On most monitors - all but the very, very best professional kit - you will see *no* difference..

Many processing labs use only sRGB so you will see *no* difference..

Many desktop printers will show little or no difference..

If your work is destined for commercial litho print, you will see *no* difference..

And where there is no benefit to using AdobeRGB, it will always be simpler to use sRGB..

However, my camera (Canon 400D) manualwarns that Adobe RGB needs a lot of post-processing..

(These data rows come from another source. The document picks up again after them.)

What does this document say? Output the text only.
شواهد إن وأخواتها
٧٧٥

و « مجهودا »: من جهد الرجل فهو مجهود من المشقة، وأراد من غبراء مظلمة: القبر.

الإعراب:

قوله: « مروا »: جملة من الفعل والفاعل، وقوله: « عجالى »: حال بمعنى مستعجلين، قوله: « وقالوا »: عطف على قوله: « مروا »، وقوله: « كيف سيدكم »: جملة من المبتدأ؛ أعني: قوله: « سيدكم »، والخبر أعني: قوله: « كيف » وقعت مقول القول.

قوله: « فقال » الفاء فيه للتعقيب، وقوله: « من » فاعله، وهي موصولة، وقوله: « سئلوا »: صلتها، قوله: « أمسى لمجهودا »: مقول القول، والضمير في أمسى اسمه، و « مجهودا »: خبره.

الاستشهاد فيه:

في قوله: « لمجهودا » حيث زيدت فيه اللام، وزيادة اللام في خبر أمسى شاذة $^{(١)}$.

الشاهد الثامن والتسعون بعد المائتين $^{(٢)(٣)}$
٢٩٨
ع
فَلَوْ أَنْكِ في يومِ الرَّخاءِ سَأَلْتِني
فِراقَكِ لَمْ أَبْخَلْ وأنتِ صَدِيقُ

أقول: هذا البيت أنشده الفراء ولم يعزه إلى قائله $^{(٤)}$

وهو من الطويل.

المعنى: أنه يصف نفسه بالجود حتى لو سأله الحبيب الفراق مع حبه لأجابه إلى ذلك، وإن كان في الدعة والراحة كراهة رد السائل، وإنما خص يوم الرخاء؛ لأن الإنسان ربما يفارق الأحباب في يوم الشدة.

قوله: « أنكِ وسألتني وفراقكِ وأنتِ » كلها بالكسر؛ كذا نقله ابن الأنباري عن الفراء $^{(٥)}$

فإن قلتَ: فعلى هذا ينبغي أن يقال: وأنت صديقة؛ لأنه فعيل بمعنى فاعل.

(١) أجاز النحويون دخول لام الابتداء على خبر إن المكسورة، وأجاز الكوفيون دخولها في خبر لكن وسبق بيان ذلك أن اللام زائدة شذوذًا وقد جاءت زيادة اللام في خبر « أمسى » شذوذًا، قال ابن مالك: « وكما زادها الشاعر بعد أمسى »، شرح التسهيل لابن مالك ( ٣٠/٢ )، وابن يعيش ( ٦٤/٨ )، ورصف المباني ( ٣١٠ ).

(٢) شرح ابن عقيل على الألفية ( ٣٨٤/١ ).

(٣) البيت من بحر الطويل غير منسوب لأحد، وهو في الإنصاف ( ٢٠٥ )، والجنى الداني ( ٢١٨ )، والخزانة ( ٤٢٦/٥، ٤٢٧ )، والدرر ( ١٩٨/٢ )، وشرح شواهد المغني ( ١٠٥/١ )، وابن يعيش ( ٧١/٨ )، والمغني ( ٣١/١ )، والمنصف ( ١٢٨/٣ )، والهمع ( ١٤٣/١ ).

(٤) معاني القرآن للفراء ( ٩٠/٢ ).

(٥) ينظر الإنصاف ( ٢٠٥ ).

That's not true but I guess you are paraphrasing what the manual says and you have inadvertently changed the meaning. If you are working in an sRGB environment as most non-professionals are, you *must* post-process AdobeRGB images so that they will display/print correctly, particularly on systems which are not colour-space aware. This is not necessary with sRGB images..

Basically the manual is warning you away from AdobeRGB unless you are familiar with colour management, and that is good advice..

I have a photo book that suggests shooting in RAW+JPG,with RAW set to Adobe RGB and the JPG set to sRGB, but I can't see ifthat's possible on the 400D..

You can't set RAW to sRGB, because a RAW file doesn't have a colour profile. Applying the colour profile is something which happens later, when the RAW file is processed to JPG (or PSD, TIFF etc.). However, what you can do is shoot RAW+JPEG (which the 400D can do), with the camera set to sRGB which will give you easy-to-handle sRGB JPEGs. The RAW files can be used to make AdobeRGB files if you ever need to, when you have the know-how, and if you have access to the equipment to print them. Could be handy when you take that competition-winning shot!..

Comment #2

Thank you both. Your responses have pretty well reassured me that I don't need Adobe RGB..

Steve, thank you especially for clearing up some of my misunderstandings of things I've read. I was paraphrasing from both the book and the manual, and with your clear explanation I now see what these references meant. My learning style is that I like to gather as much information as possible, engulf myself in more than I can possibly understand at once, then slowly things explain themselves to me with practice and error. This inevitably means I'll make more mistakes at the beginning than a step-by-step learning process..

In fact I shoot in JPG and RAW (with HDD space so cheap, why not?), so I'll leave it in sRGB and not worry about it from here on out.David..

Comment #3

Check out this article in the Digital Rebel FAQ:http://www.flickr.com/.../groups/digital_rebel_faq/discuss/72157594484170784/..

Comment #4

... thanks. I have been wondering about this too and your post is the most helpful one I've read on the subject.Best wishesMike..

Comment #5

Photoshop Elements 6 isnt bad for 80 bucks from Amazon. Its much better than Elements 5 due to enhanced RAW handling and the addition of 16-bit processing. Paint Shop Pro Photo X2 is also pretty good and cost 71 bucks..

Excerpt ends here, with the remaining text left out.